After grabbing some smokes and a newspaper the next morning, a shady figure’s eyes found me down the street. A block or so away, as I walked by a sign that informed me that I would be shot for trespassing, the sketchy character stared me down with a “you are about to get robbed” glare drooling in his pupils. I could tell he was trying to hide his excitement from a quick “come up” under his stern intimidation. Lightly, I chuckled to myself. There would be no “come ups” this day.
As I got closer, I grabbed his primitive glare like a rope and pulled myself in. The man was appeased by my prison response, so he decided not to rob me. Instead, he wanted to sell me a DVD of “As Good as it Gets” with Jack Nicholson and Helen Hunt. I refused and gave him a couple of smokes to cool the fire in his eyes.
Camila met up with me after I waited for hours and hours as a teenage girl might wait for her prom date. Love is so exciting, and the love I shared with Camila was nothing I had ever come across. Finally, she arrived, beautiful as always.
Austin was cold that night, so we got some pizza and decided to go back to the hotel and cherish every passing second we had together. On the surface, happiness shone, but below this feeling, hiding behind cheer and feeding on it like a wild boar, dejection lingered; knowing that the moment we were encountering was going to meet end eventually. That’s when we decided to see each other one last time in a month from then in Vegas–when I would return there for court. One last dance you could say.
What a great change of plans this was, I thought over and over as Camila and I sat in the presence of Lake Travis the following evening. The sunset’s sharp pinks and soft oranges frolicked with the rippling body of water below. A server brought us some kind of Tequila Sunrise and as her lips found the straw, her head found my shoulder. Tears of happiness came parading into my eyes but were sopped up by the melancholy that knew it would all be over soon. At least for a month. After that month, I would deal with the sadness then, for I was just too damn happy in the current moment.
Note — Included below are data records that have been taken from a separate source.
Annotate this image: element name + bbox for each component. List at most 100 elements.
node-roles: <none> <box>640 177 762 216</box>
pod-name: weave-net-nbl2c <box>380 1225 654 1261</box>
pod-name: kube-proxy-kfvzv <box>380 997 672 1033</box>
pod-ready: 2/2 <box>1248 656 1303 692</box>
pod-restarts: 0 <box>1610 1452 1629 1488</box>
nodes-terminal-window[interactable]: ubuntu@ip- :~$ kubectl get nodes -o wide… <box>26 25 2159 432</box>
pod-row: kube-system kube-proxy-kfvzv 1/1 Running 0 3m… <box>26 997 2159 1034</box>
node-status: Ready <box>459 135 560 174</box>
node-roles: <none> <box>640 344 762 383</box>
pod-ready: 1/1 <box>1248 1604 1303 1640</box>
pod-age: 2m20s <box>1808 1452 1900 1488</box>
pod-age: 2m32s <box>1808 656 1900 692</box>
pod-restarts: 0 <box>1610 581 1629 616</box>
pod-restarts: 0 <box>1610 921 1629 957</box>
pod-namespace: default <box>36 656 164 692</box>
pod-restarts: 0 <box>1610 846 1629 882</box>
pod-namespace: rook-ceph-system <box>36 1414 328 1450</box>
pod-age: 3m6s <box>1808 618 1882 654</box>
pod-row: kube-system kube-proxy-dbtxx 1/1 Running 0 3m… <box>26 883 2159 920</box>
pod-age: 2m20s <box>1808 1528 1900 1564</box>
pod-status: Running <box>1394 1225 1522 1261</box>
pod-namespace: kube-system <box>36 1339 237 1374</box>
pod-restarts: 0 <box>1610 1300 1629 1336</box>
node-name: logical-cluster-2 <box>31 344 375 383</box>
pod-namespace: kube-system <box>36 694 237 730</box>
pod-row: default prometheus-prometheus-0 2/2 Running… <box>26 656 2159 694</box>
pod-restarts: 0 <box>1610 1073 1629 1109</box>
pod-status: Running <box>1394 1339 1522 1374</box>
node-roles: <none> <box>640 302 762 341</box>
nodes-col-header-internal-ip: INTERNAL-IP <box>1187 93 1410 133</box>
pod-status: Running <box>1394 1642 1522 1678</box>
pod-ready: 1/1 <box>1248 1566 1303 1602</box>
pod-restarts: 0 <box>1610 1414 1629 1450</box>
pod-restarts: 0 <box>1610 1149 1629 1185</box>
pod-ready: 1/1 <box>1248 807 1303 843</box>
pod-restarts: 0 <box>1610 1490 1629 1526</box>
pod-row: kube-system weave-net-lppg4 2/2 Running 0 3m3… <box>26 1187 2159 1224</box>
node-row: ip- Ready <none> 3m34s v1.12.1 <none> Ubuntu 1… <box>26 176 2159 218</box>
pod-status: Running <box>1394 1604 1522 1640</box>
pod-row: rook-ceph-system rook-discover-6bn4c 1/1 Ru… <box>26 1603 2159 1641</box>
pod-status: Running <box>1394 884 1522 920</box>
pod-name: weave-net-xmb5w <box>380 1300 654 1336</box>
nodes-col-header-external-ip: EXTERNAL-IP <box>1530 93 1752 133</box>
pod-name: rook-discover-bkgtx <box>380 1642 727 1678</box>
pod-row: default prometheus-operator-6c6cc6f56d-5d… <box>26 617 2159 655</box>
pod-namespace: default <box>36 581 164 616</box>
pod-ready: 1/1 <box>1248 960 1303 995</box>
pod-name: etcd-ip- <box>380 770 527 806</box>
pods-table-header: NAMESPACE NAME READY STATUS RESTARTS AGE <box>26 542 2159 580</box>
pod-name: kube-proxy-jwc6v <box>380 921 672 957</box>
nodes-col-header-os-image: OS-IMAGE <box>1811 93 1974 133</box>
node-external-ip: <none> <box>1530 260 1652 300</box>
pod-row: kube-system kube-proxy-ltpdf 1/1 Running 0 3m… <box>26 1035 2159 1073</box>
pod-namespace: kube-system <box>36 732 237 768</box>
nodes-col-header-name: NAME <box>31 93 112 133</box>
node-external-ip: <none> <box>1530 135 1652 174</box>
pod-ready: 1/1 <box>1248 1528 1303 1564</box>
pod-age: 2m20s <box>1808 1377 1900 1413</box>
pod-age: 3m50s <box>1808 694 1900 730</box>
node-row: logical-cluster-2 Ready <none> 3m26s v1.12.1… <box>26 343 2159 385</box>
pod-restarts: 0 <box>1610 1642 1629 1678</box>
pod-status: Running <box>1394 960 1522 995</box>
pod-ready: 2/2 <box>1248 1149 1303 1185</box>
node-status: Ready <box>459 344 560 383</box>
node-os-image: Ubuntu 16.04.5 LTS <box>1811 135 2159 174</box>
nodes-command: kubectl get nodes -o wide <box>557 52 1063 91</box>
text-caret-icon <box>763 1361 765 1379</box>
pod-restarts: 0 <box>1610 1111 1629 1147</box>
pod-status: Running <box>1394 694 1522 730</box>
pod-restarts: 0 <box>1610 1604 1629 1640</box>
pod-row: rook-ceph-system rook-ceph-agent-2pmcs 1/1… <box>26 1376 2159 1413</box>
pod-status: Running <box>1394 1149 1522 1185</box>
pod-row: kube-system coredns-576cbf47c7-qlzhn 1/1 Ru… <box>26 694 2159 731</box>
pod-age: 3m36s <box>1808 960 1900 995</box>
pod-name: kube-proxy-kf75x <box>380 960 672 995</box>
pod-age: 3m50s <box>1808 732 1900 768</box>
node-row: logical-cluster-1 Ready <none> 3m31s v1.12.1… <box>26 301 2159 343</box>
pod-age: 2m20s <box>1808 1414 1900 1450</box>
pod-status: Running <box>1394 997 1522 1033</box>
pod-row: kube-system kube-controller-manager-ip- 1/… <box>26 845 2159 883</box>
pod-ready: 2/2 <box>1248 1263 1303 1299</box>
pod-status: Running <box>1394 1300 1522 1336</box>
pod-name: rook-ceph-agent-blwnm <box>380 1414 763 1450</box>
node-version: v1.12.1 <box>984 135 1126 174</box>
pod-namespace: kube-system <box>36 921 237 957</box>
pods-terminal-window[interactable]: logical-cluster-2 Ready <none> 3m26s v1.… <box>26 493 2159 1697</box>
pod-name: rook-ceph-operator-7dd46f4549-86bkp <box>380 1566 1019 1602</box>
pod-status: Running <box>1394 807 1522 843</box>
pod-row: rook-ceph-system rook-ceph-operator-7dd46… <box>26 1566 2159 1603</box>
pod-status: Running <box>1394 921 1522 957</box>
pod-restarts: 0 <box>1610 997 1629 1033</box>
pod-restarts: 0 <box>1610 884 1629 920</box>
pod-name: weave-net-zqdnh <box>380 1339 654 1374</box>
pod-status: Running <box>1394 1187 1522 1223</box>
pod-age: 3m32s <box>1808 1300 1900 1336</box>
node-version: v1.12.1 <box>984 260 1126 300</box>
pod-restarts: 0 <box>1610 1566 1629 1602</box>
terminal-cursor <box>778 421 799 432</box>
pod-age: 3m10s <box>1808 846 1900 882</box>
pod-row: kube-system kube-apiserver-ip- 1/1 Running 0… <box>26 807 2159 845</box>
Ice cream was had and we stopped by Barnes and Noble so I could buy her one of my favorite books, Siddhartha, by Herman Hesse. In the hotel parking lot, we kissed longingly and time ripped us apart. It was late, and she had to work early. The red brake lights of her car, with the yellow turn signal twinkling, dribbled into waves within my eyes, and as I wiped the tears from my trembling cheeks, she drove away.